Airline fuel bills today are anything but peanuts
To fly someone from New York to Los Angeles and back, airlines spend close to US$330 these days - just on fuel.
That is a 48 per cent increase from last year, and the main reason vacationers face record costs to fly this summer. To offset their single biggest expense, airlines have hiked fares seven times this year and raised fees for checking bags and other services.
This has only added to the frustration of most casual fliers who see US$59 fares advertised but are quoted prices well above US$300 when they actually try to book. Americans' expectations of a cheap vacation are being destroyed by the reality of US$100-a-barrel oil.
"The passenger has to understand that the airline industry in the United States is not meant to be a low-cost mass transit system. The airlines are in business to be profitable," says airline analyst Robert Herbst.
A decade ago, fuel accounted for about 15 per cent of airline operating expenses. Five years ago, it was 29 per cent. Today, it is 35 per cent.
During the first three months of 2011, the airlines spent US$8.7 billion on fuel, 31 per cent more than last year. In the current quarter, jet fuel expenses are even higher.

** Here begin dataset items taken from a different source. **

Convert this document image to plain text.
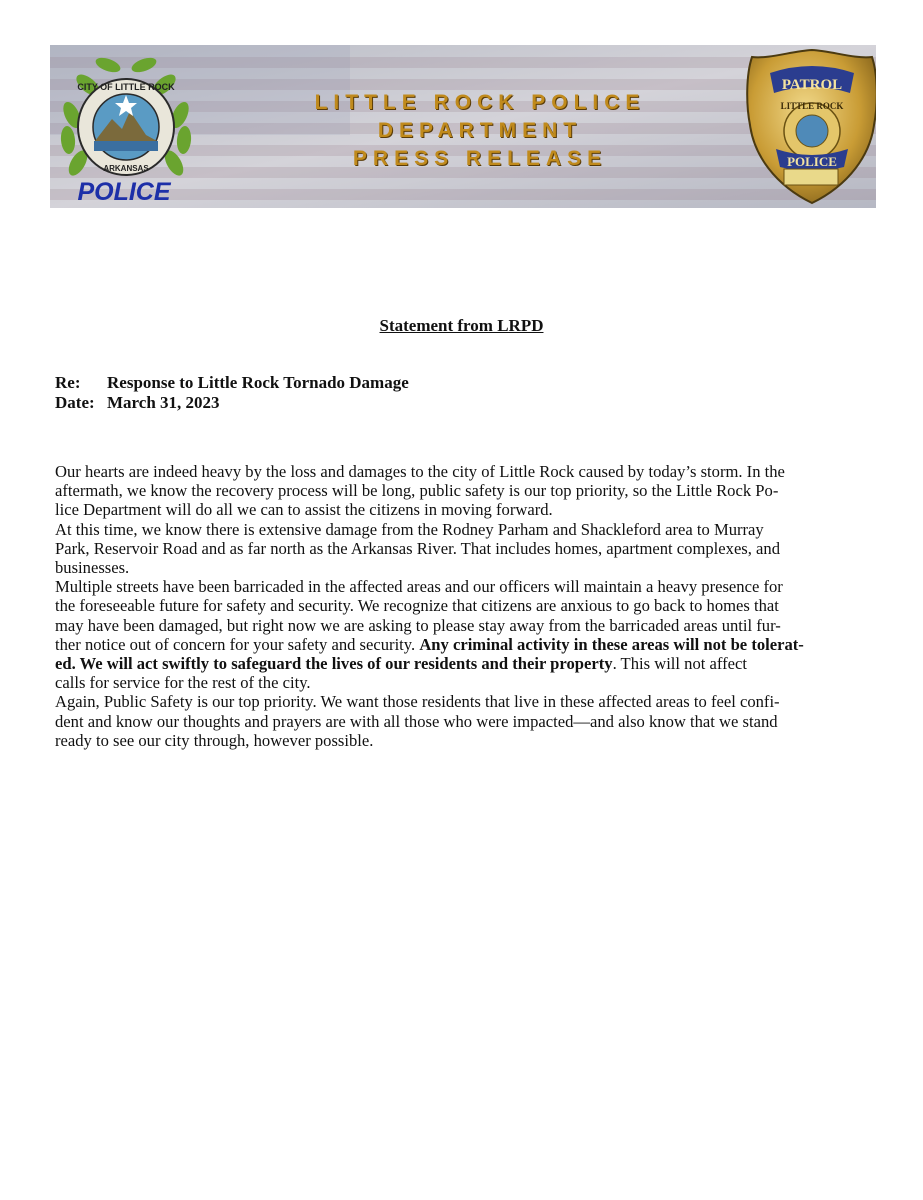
CITY OF LITTLE ROCK
ARKANSAS
POLICE
PATROL
LITTLE ROCK
POLICE
LITTLE ROCK POLICE
DEPARTMENT
PRESS RELEASE
Statement from LRPD
Re: Response to Little Rock Tornado Damage
Date: March 31, 2023

Our hearts are indeed heavy by the loss and damages to the city of Little Rock caused by today’s storm. In the

aftermath, we know the recovery process will be long, public safety is our top priority, so the Little Rock Po-

lice Department will do all we can to assist the citizens in moving forward.

At this time, we know there is extensive damage from the Rodney Parham and Shackleford area to Murray

Park, Reservoir Road and as far north as the Arkansas River. That includes homes, apartment complexes, and

businesses.

Multiple streets have been barricaded in the affected areas and our officers will maintain a heavy presence for

the foreseeable future for safety and security. We recognize that citizens are anxious to go back to homes that

may have been damaged, but right now we are asking to please stay away from the barricaded areas until fur-

ther notice out of concern for your safety and security. Any criminal activity in these areas will not be tolerat-

ed. We will act swiftly to safeguard the lives of our residents and their property. This will not affect

calls for service for the rest of the city.

Again, Public Safety is our top priority. We want those residents that live in these affected areas to feel confi-

dent and know our thoughts and prayers are with all those who were impacted—and also know that we stand

ready to see our city through, however possible.
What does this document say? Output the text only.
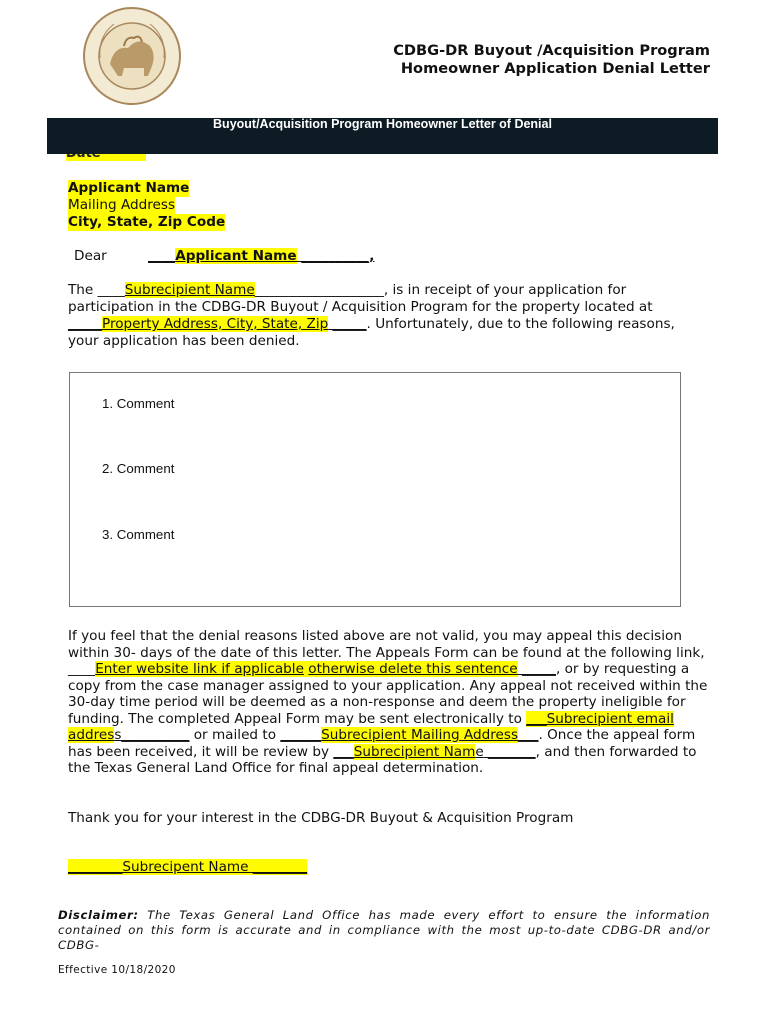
CDBG-DR Buyout /Acquisition Program
Homeowner Application Denial Letter
Buyout/Acquisition Program Homeowner Letter of Denial
Applicant Name
Mailing Address
City, State, Zip Code
Dear	____Applicant Name __________,
The ____Subrecipient Name___________________, is in receipt of your application for participation in the CDBG-DR Buyout / Acquisition Program for the property located at _____Property Address, City, State, Zip _____. Unfortunately, due to the following reasons, your application has been denied.
1. Comment
2. Comment
3. Comment
If you feel that the denial reasons listed above are not valid, you may appeal this decision within 30- days of the date of this letter. The Appeals Form can be found at the following link, ____Enter website link if applicable otherwise delete this sentence _____, or by requesting a copy from the case manager assigned to your application. Any appeal not received within the 30-day time period will be deemed as a non-response and deem the property ineligible for funding. The completed Appeal Form may be sent electronically to ___Subrecipient email address__________ or mailed to ______Subrecipient Mailing Address___. Once the appeal form has been received, it will be review by ___Subrecipient Name _______, and then forwarded to the Texas General Land Office for final appeal determination.
Thank you for your interest in the CDBG-DR Buyout & Acquisition Program
________Subrecipent Name ________
Disclaimer: The Texas General Land Office has made every effort to ensure the information contained on this form is accurate and in compliance with the most up-to-date CDBG-DR and/or CDBG-
Effective 10/18/2020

US airlines burn an average of 22 gallons of fuel for every 1,000 miles each passenger flies. At US$3.03 a gallon, airlines are currently spending US$330 per passenger just on fuel for a 4,950-mile transcontinental round-trip. Some fliers might have paid less than that for their ticket, while others could have spent more than US$2,000.
Other expenses
The industry's remaining expenses break down this way:
Salaries and benefits account for 28 per cent. Ten years ago, it was the biggest expense at 39 per cent. But several major airlines filed for bankruptcy and that allowed them to renegotiate labour contracts;
Aircraft maintenance, airport landing fees, and travel agency commissions account for 18 per cent;
Aircraft lease payments, food, and drinks and in-flight entertainment account for five per cent. And that is even with most airlines no longer serving peanuts;
Another 14 per cent goes to miscellaneous costs, such as updating reservation systems and marketing partnerships with other airlines.
The price of a domestic round-trip ticket this summer is forecast to be US$430, on average.
That includes taxes but excludes baggage fees and other services.
While airfares should break nominal records, they are not nearly as high as they were a generation ago once inflation is factored in.
The average ticket in 1978, the year airlines were deregulated, was almost US$650 in today's dollars. Deregulation created more competition, which ultimately drove down prices for passengers.
With oil about US$100 a barrel, fuel has become the expense that preoccupies airline executives more than any other. It is the reason airlines started charging for checked baggage in 2008 and why they have raised fares more than 10 per cent this year.
Baggage fees - typically US$50 per bag, round-trip - have added more to the cost of flying since 2008 than fare increases have.
Despite the rising fares and fees, demand for air travel is rising. The airlines expect 206 million passengers this summer, a 1.5 per cent increase from last year, according to the Air Transport Association.
That suggests airfares aren't likely to decline soon, despite a drop in oil prices this month. The airlines lost a combined US$1 billion during the first quarter and hope to recoup that with higher ticket prices.